In response, South Korea began blasting propaganda on loudspeakers across the border into North Korea, also known as the Democratic People's Republic of Korea [DPRK]. North Korea responded by firing artillery into South Korea on Thursday, and South Korea fired back.

On Friday morning, North Korean leader Kim Jong Un ordered his troops to prepare for war.

The tensions come as the U.S. and South Korea are conducting annual joint military exercises known as Ulchi Freedom Guardian 2015.

The exercises were briefly suspended on Thursday, after the firing of artillery, but have since resumed, said Shear.

He said U.S. forces were on enhanced status due to the exercises, and not the shelling.

"U.S. forces went on an enhanced status as part of the exercise.

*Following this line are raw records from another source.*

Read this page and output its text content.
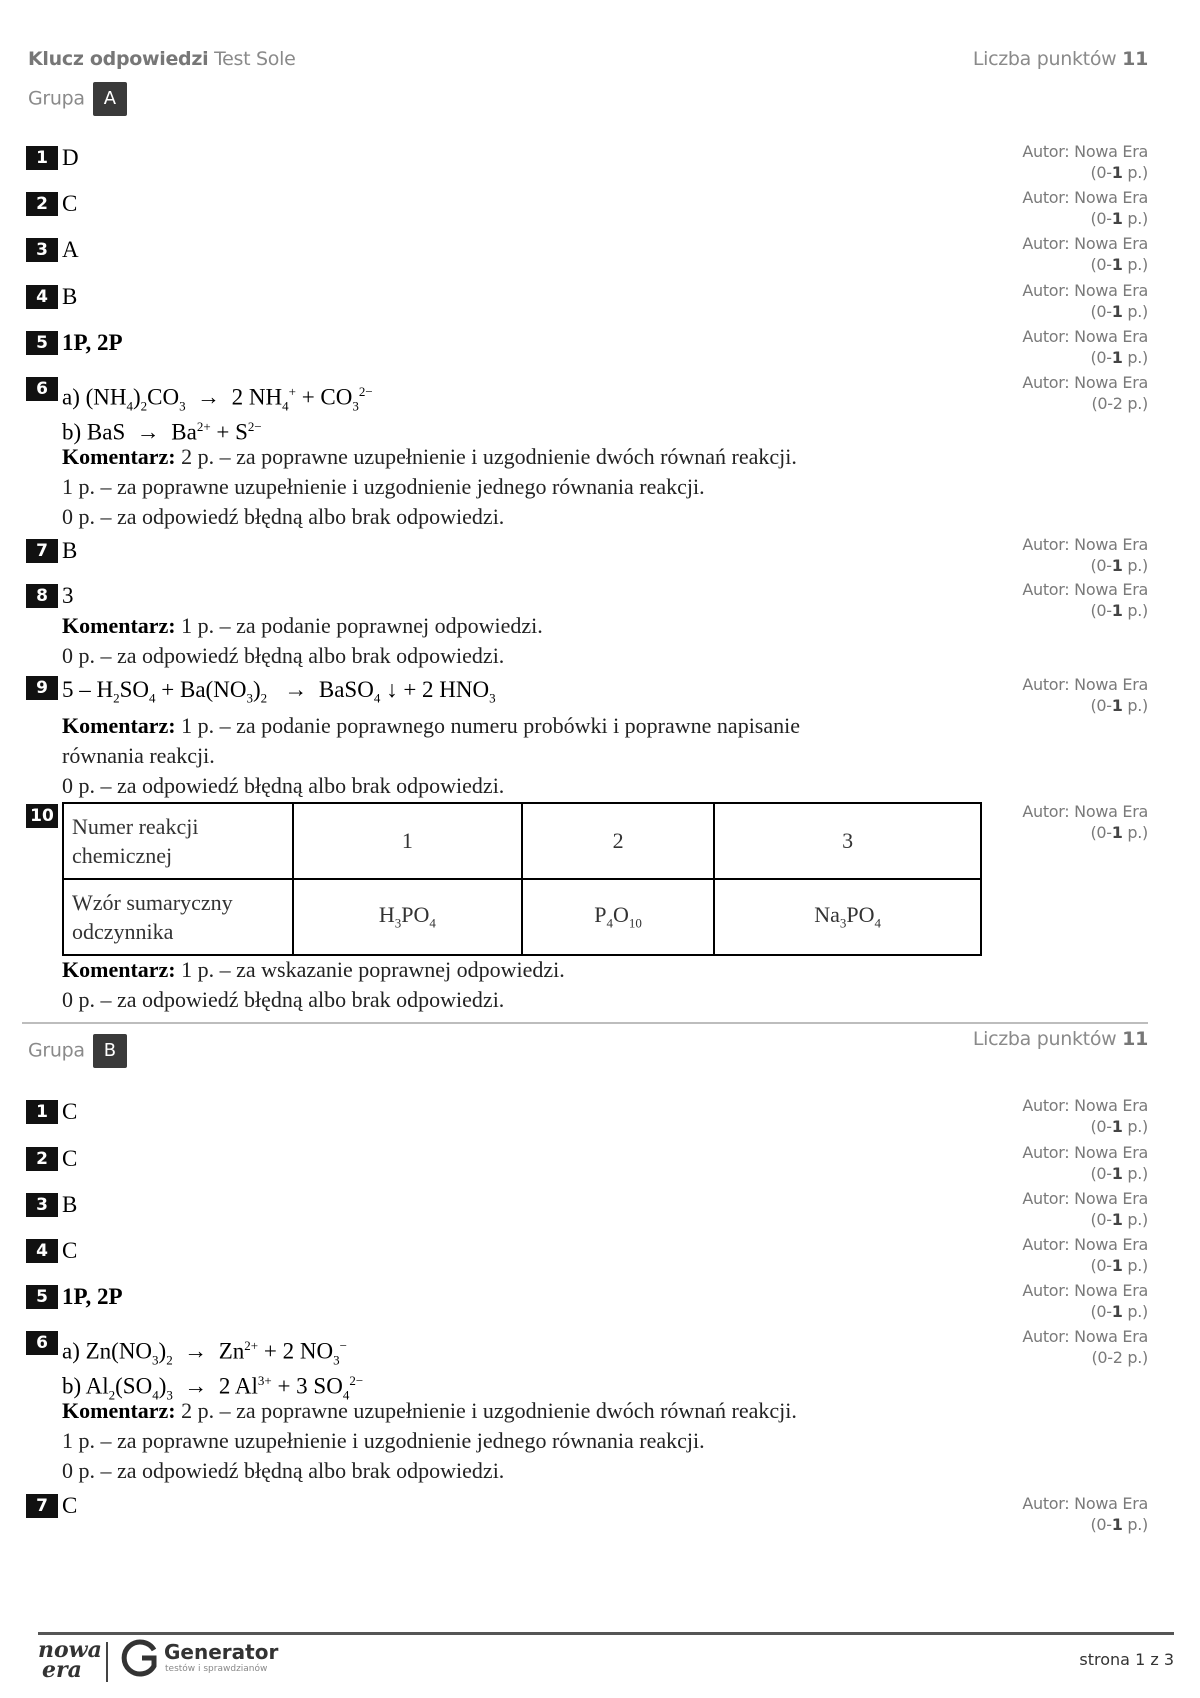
Klucz odpowiedzi Test Sole	Liczba punktów 11
Grupa A
1 D	Autor: Nowa Era
(0-1 p.)
2 C	Autor: Nowa Era
(0-1 p.)
3 A	Autor: Nowa Era
(0-1 p.)
4 B	Autor: Nowa Era
(0-1 p.)
5 1P, 2P	Autor: Nowa Era
(0-1 p.)
6 a) $(NH_4)_2CO_3 \to 2$ $NH_4^+ + CO_3^{2-}$
b) BaS  →  $Ba^{2+} + S^{2-}$
Komentarz: 2 p. – za poprawne uzupełnienie i uzgodnienie dwóch równań reakcji.
1 p. – za poprawne uzupełnienie i uzgodnienie jednego równania reakcji.
0 p. – za odpowiedź błędną albo brak odpowiedzi.
Autor: Nowa Era
(0-2 p.)
7 B	Autor: Nowa Era
(0-1 p.)
8 3
Komentarz: 1 p. – za podanie poprawnej odpowiedzi.
0 p. – za odpowiedź błędną albo brak odpowiedzi.
Autor: Nowa Era
(0-1 p.)
9 $5 - H_2SO_4 + Ba(NO_3)_2$   →  BaSO$_4$ ↓ + 2 $HNO_3$
Komentarz: 1 p. – za podanie poprawnego numeru probówki i poprawne napisanie
równania reakcji.
0 p. – za odpowiedź błędną albo brak odpowiedzi.
Autor: Nowa Era
(0-1 p.)
10 Numer reakcji chemicznej	1	2	3
Wzór sumaryczny odczynnika	$H_3PO_4$	$P_4O_{10}$	$Na_3PO_4$
Komentarz: 1 p. – za wskazanie poprawnej odpowiedzi.
0 p. – za odpowiedź błędną albo brak odpowiedzi.
Autor: Nowa Era
(0-1 p.)
Grupa B
Liczba punktów 11
1 C	Autor: Nowa Era
(0-1 p.)
2 C	Autor: Nowa Era
(0-1 p.)
3 B	Autor: Nowa Era
(0-1 p.)
4 C	Autor: Nowa Era
(0-1 p.)
5 1P, 2P	Autor: Nowa Era
(0-1 p.)
6 a) $Zn(NO_3)_2 \to Zn^{2+} + 2$ $NO_3^-$
b) $Al_2(SO_4)_3 \to 2$ $Al^{3+} + 3$ $SO_4^{2-}$
Komentarz: 2 p. – za poprawne uzupełnienie i uzgodnienie dwóch równań reakcji.
1 p. – za poprawne uzupełnienie i uzgodnienie jednego równania reakcji.
0 p. – za odpowiedź błędną albo brak odpowiedzi.
Autor: Nowa Era
(0-2 p.)
7 C	Autor: Nowa Era
(0-1 p.)
nowa
era
Generator
testów i sprawdzianów	strona 1 z 3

They are remaining in an enhanced status as part of the exercise, and of course to ensure adequate deterrence on the peninsula," he said.

"The DPRK's provocative actions heightened tensions, and we call on Pyongyang to refrain from actions and rhetoric that threaten regional peace and stability, and we are at one with our ROK ally on this," he said.

Shear said the exercise was suspended briefly in order to allow the U.S. to "coordinate" with South Korea on the exchange of artillery fire across the DMZ.

"When events like this take place, we talk to the ROK about — to get that facts straight of what happened and to — to discuss what —how we are going to respond," he said.

State Department press secretary retired Rear Navy Adm. John Kirby said Secretary of State John KerryJohn Forbes KerrySeinfeld's Jason Alexander compares Trump dance video to iconic Elaine dance This time, for Democrats, Catholics matter President's job approval is surest sign Trump will lose reelection MORE is "monitoring this very, very closely."

"We're all taking this threat seriously. As we have to. When you hear rhetoric like that, you can't ignore it," he said on MSNBC's "Andrea Mitchell Reports."

Kirby said U.S. troops on the peninsula "are ready for action."

"They like to say that they're ready for action tonight if it's needed. And that's the kind of readiness posture that we want to preserve there on the Korean Peninsula because it's unstable because of the actions of the North," he said.

"Obviously nobody wants it to come to that," he added. "What we really want, and we've said this before, is for the North to stop destabilizing the situation and stop committing acts and, frankly, ascribing to rhetoric that's doing nothing to lower and decrease tensions."